No matter if your garden is in a small space , that doesn’t mean your vegetables output has to be the same. You can grow lots of healthy and tasty vegetables with these ten high-yield, fast-growing plants. If you just have a small outer house area or yard, you are still in luck. Many of these plants can be grown in containers, and some grow vertically rather than horizontally. The fruit of your labor will be fresh and will add good taste to all your summer meals, and you’ll make a big decrease in your grocery bill as a final bonus.

Harvest lettuce leaves whenever you need them, and more will grow right back in their place as long as you don’t damage the crown. There are many Leaf lettuce varieties that you can grow including oak leaf, red sails, and Mesclun.

Plant cherry or grape tomatoes and you’ll get lots of tomatoes in compact clusters. They’ll do well in the ground or in containers on a patio or deck. So use any sunny spot that you have available.

Give cucumber plants a place to climb so that they don’t take up a lot of space, and you’ll end up with more cukes than you can pick, pickle, and give away. If you want to grow cucumbers in containers, opt for compact or bush varieties. Their vines will only spread a few feet.

Left to its own devices, squash will take over every inch of your garden. But if you grow it vertically, it will do nicely in a small garden and still produce plenty at harvest time.

Bell peppers grow up, rather than out, so they’re the perfect candidate for a small garden plot. Smaller pepper varieties also do well. Tuck them into your landscaping where they’ll look ornamental or grow them in pots on your patio.

Enjoy all-you-can-eat peas in the spring since they are cool season vegetables.

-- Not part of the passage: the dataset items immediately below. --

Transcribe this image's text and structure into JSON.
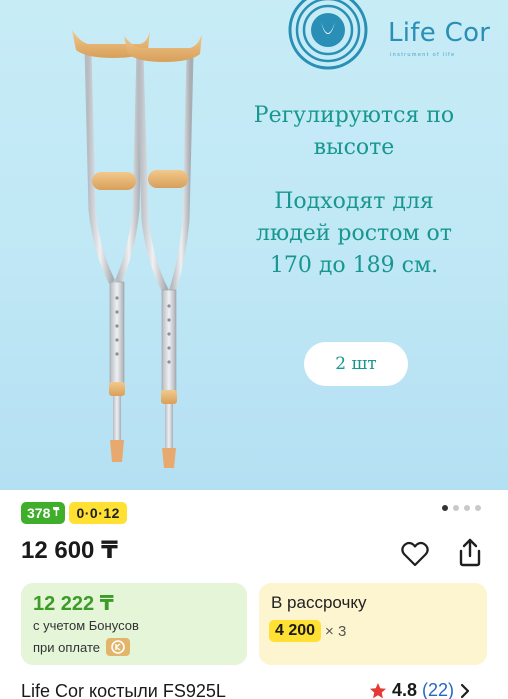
{
  "banner": {
    "brand": "Life Cor",
    "tagline": "instrument of life",
    "headline": "Регулируются по высоте",
    "subtext": "Подходят для людей ростом от 170 до 189 см.",
    "quantity_label": "2 шт",
    "background_color": "#bfe7f5",
    "text_color": "#17978f"
  },
  "badges": {
    "bonus": "378",
    "installment": "0·0·12"
  },
  "gallery": {
    "pages": 4,
    "active": 1
  },
  "price": {
    "value": "12 600 ₸"
  },
  "bonus_card": {
    "price": "12 222 ₸",
    "note_line1": "с учетом Бонусов",
    "note_line2": "при оплате",
    "payment_icon": "kaspi-icon",
    "color": "#3d9b27"
  },
  "installment_card": {
    "title": "В рассрочку",
    "amount": "4 200",
    "multiplier": "× 3",
    "highlight": "#ffe033"
  },
  "product": {
    "name": "Life Cor костыли FS925L",
    "rating": "4.8",
    "reviews": "(22)"
  },
  "icons": [
    "favorite-heart-icon",
    "share-icon",
    "star-icon",
    "chevron-right-icon"
  ]
}
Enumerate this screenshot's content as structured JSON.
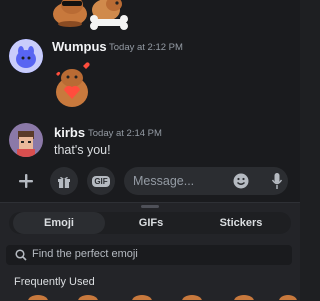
{
  "messages": [
    {
      "author": "Wumpus",
      "timestamp": "Today at 2:12 PM"
    },
    {
      "author": "kirbs",
      "timestamp": "Today at 2:14 PM",
      "text": "that's you!"
    }
  ],
  "composer": {
    "placeholder": "Message..."
  },
  "picker": {
    "tabs": [
      "Emoji",
      "GIFs",
      "Stickers"
    ],
    "active_tab": "Emoji",
    "search_placeholder": "Find the perfect emoji",
    "section_title": "Frequently Used"
  },
  "icons": {
    "plus": "plus-icon",
    "gift": "gift-icon",
    "gif": "gif-icon",
    "emoji": "emoji-icon",
    "mic": "microphone-icon",
    "search": "search-icon"
  },
  "gif_badge": "GIF"
}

Then replant the space with something else for the summer and fall. How’s that for making the most of a small space?

Plant a small plot of beets, and you can eat the beet greens early in the season and then the actual beets later in the season. Now that’s productive garden space.

It only takes about 45 days for radishes to reach harvest size, so that’s another spot in your garden that you can replant, either with radishes or another plant.

Train pole beans up a pole or trellis, and your bean plants will give you a huge (and long) harvest in the teeny tiniest of spaces.